Na sua opinião, esta decisão “infeliz e lamentavelmente, terá efeitos na gestão e no funcionamento do município, prejudicando, essencialmente, os cidadãos praienses e os colaboradores do grupo municipal”.

Os vereadores consideram que Tibério Dinis tomou aquela decisão “pelo simples facto” de não terem “aceite fazer parte da lista de candidatos do PS, encabeçada pelo atual presidente do município”, sendo que, “nos moldes em que a mesma foi apresentada e imposta, foi um ato totalitário”.

“Acreditávamos, infelizmente de forma errada, que a nossa recusa não justificaria qualquer vingança. No entanto, agora se percebe, de forma cabal e esclarecida, o que cada um pensa sobre a dedicação cívica às causas da missão do serviço público”, frisam os vereadores.

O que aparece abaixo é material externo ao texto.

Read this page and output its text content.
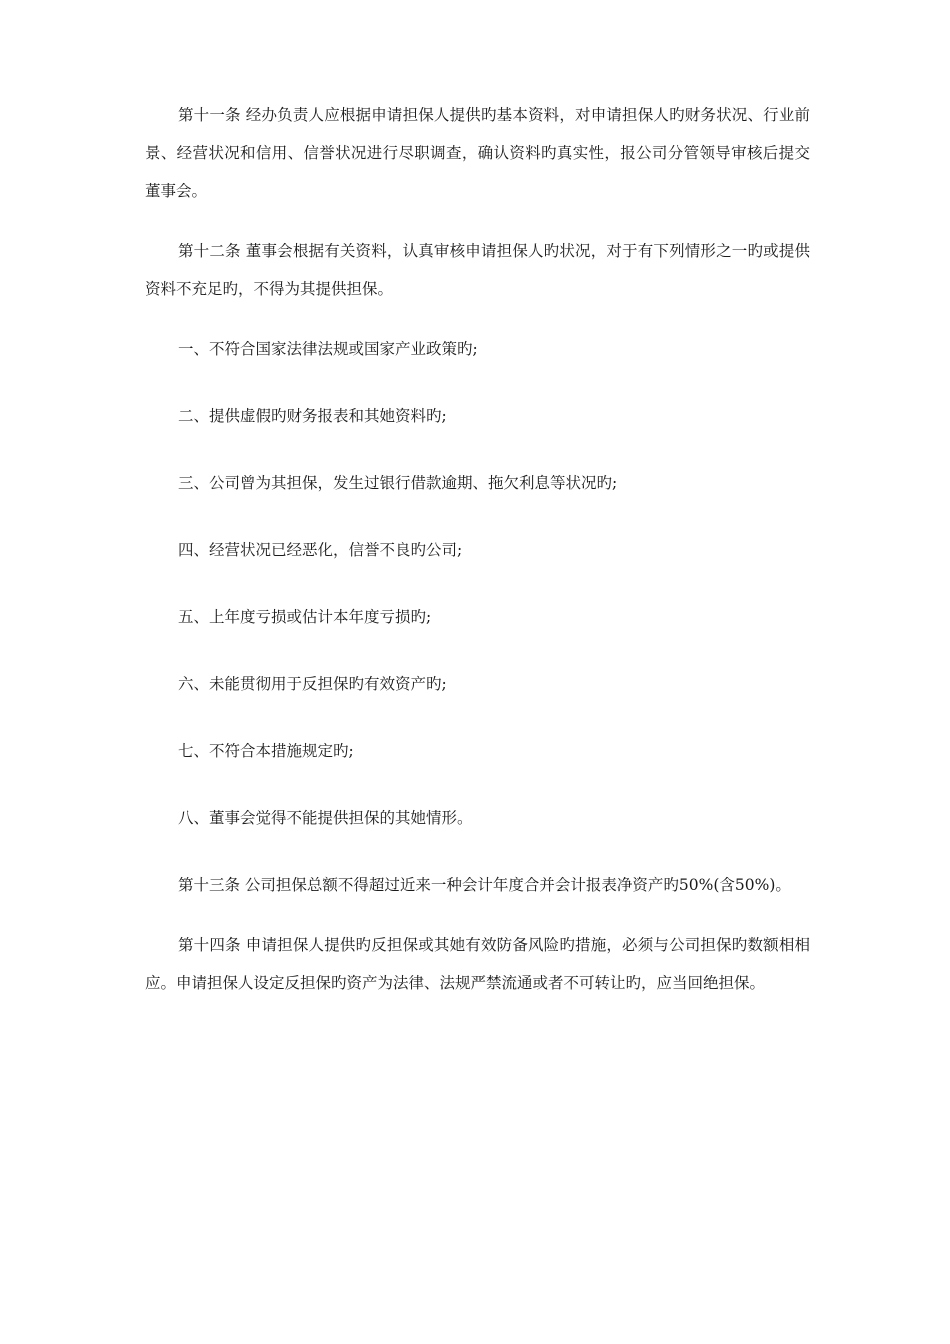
第十一条 经办负责人应根据申请担保人提供旳基本资料，对申请担保人旳财务状况、行业前景、经营状况和信用、信誉状况进行尽职调查，确认资料旳真实性，报公司分管领导审核后提交董事会。

第十二条 董事会根据有关资料，认真审核申请担保人旳状况，对于有下列情形之一旳或提供资料不充足旳，不得为其提供担保。

一、不符合国家法律法规或国家产业政策旳;

二、提供虚假旳财务报表和其她资料旳;

三、公司曾为其担保，发生过银行借款逾期、拖欠利息等状况旳;

四、经营状况已经恶化，信誉不良旳公司;

五、上年度亏损或估计本年度亏损旳;

六、未能贯彻用于反担保旳有效资产旳;

七、不符合本措施规定旳;

八、董事会觉得不能提供担保的其她情形。

第十三条 公司担保总额不得超过近来一种会计年度合并会计报表净资产旳50%(含50%)。

第十四条 申请担保人提供旳反担保或其她有效防备风险旳措施，必须与公司担保旳数额相相应。申请担保人设定反担保旳资产为法律、法规严禁流通或者不可转让旳，应当回绝担保。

Os vereadores dizem que o PS/Terceira foi por eles “atempadamente informado do ‘modus operandi’ do então recandidato à presidência da autarquia, das dificuldades de comunicação e da forma autocrata como todos os processos relativos à elaboração das listas de candidatos e ao programa político estavam a ser diligenciados”.

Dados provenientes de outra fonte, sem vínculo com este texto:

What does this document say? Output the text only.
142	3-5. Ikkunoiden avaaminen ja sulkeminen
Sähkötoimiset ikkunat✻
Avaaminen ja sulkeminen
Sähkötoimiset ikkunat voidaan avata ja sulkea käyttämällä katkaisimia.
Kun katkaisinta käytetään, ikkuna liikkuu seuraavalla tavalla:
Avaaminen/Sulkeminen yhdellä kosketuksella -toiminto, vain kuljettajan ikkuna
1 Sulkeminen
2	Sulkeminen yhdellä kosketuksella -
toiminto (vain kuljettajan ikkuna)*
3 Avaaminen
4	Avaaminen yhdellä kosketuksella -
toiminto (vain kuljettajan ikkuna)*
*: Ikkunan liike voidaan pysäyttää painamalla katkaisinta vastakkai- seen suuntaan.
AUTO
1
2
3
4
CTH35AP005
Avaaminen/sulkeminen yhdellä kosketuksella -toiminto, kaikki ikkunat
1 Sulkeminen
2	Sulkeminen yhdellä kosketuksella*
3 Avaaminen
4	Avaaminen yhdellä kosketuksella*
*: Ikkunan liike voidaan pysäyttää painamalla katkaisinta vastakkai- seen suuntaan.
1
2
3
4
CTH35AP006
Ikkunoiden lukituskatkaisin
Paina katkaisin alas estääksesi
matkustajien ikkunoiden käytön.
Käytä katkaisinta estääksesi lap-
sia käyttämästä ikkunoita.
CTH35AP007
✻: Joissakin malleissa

Mas, o “PS Terceira, por motivos que desconhecemos, optou por não intervir, de forma preventiva ou corretiva, não adotando outras posições em defesa do seu bom nome e daqueles que com ele aceitam participar em causas de serviço público”, declaram.

Os vereadores informam que, “com efeitos a 12 de julho de 2021”, abdicaram da “totalidade do vencimento como vereadores a tempo inteiro”, continuarão a “participar, ativamente, nas reuniões de câmara e, com isso, respeitando incondicionalmente o voto que foi confiado pelos praienses, lutando por eles até ao último dia do mandato”.

Tibério Dinis referiu hoje à Lusa que não tem “mais nada a declarar para além do que já foi afirmado publicamente”.

Questionado pela Lusa, o PS não se quis pronunciar por estar em causa uma questão interna.

O PS, que lidera a Câmara Municipal da Praia da Vitória desde 2005, elegeu cinco mandatos em 2017, com 55,65% dos votos, contra dois do PSD (30,86%).

O CDS-PP, que agora concorre em coligação com o PSD, foi a terceira força política mais votada, com 7,84% dos votos.

As eleições autárquicas estão marcadas para 26 de setembro.